Cohabitation entre chefferies traditionnelles et autorités communales.

Quand les rivalités entre chefs traditionnels renforcent le pouvoir du maire.

La commune d’Aného a cette particularité d’être dirigée sur le plan coutumier par deux chefs traditionnels. Cette situation tire ses origines des rivalités historiques entre deux collectivités.

Les premiers occupants sont d’origine Adja Tado, les Pla et les Péda. Ceux-ci se sont installés vers le 16e siècle et forment la collectivité Adjigo. Les Guins et les Mina arriveront au 17e siècle. Ce sont les Lawson.

Dès le départ, la cohabitation fut très conflictuelle. Une guerre éclata entre les deux communautés entraînant l’exode des premiers occupants. Les vainqueurs ont eu le temps de s’organiser. Mais après quelques années, les vaincus ont décidé de revenir s’installer à nouveau sur leurs terres. Depuis lors, à la commune d’Aného flottent deux drapeaux.

Le chef des Lawson a sollicité et obtenu du Président de la délégation spéciale une autorisation lui permettant d’ériger la statue de Jésus Christ dans la ville. L’ouvrage a été réalisé.

Le chef des Adjigo s’oppose à cette réalisation soutenant qu’il n’a pas été consulté. Le président de la délégation spéciale soutient que c’est par courtoisie qu’il consulte sur certains sujets les chefs traditionnels. Il rappelle que c’est lui l’autorité suprême dans la commune, donc le supérieur hiérarchique des chefs traditionnels. De ce point de vue, il n’a pas besoin d’avis pour poser des actes relevant de ses prérogatives.
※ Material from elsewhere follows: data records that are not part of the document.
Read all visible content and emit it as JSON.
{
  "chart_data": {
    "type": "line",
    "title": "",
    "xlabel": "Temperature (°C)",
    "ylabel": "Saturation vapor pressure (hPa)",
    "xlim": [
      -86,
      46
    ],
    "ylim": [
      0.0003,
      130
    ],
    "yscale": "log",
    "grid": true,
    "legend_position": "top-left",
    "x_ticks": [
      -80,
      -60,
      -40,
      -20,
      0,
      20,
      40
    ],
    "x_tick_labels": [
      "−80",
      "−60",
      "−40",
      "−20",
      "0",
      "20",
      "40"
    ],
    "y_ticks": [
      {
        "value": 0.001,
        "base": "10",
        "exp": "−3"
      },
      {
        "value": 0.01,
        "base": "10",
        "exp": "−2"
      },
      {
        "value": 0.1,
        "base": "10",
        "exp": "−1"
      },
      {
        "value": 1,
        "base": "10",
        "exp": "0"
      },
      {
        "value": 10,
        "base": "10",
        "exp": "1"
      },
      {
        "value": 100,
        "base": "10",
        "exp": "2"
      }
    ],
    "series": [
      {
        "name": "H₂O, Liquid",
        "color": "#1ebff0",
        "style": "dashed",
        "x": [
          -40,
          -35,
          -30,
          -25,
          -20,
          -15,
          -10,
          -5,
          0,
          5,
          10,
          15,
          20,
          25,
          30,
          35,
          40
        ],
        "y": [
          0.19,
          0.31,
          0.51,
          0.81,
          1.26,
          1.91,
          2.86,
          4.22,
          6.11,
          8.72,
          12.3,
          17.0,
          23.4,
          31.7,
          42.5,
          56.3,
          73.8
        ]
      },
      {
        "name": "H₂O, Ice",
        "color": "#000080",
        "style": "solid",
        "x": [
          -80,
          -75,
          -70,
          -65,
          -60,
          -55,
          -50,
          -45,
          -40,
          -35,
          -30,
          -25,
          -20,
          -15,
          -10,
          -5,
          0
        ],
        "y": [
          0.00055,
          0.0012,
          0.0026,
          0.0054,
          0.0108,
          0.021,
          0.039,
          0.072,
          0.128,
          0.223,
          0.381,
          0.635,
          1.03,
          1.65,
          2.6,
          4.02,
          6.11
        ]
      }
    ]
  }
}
Après de nombreuses initiatives de réconciliation entre les deux chefs traditionnels sans succès, le maire décide de saisir l’occasion du conflit autour de la statue de Jésus Christ pour s’impliquer personnellement afin de résorber pour de bon le conflit qui oppose ces communautés depuis des siècles. A son initiative, une commission a été créée pour tenter une résolution durable du conflit. A la fin des assises, une photo de réconciliation a été prise pour immortaliser l’événement. Mais la paix obtenue était fragile. Il a suffi qu’un des chefs utilise cette photo en d’autres circonstances pour que les protestations de l’autre fassent réapparaitre le conflit.

Aujourd’hui, tout sujet ou initiative qui nécessite le consensus entre les deux chefs traditionnels a plus de chance de ne pas aboutir, vu les positions tranchées qui caractérisent leurs rapports.

Dans cette situation, pour toute action de développement dans la commune, c’est le président de la délégation spéciale qui prend ses responsabilités en s’imposant aux deux chefs qui se soumettent à sa décision. Il a bien sûr l’appui du Préfet et du Ministre de l’administration territoriale.

Commentaires

Les rivalités entre chefs traditionnels n’ont d’autre effet que de nuire au développement local. Face aux légitimités historiques en conflits, la légalité formelle s’impose. Quand les institutions coutumières sont en conflit, ce sont les institutions dites modernes sinon le droit dit moderne qui se trouve renforcé.

En outre, nous sommes en face d’une situation inédite où le maire est un acteur de résolution des conflits entre chefs traditionnels.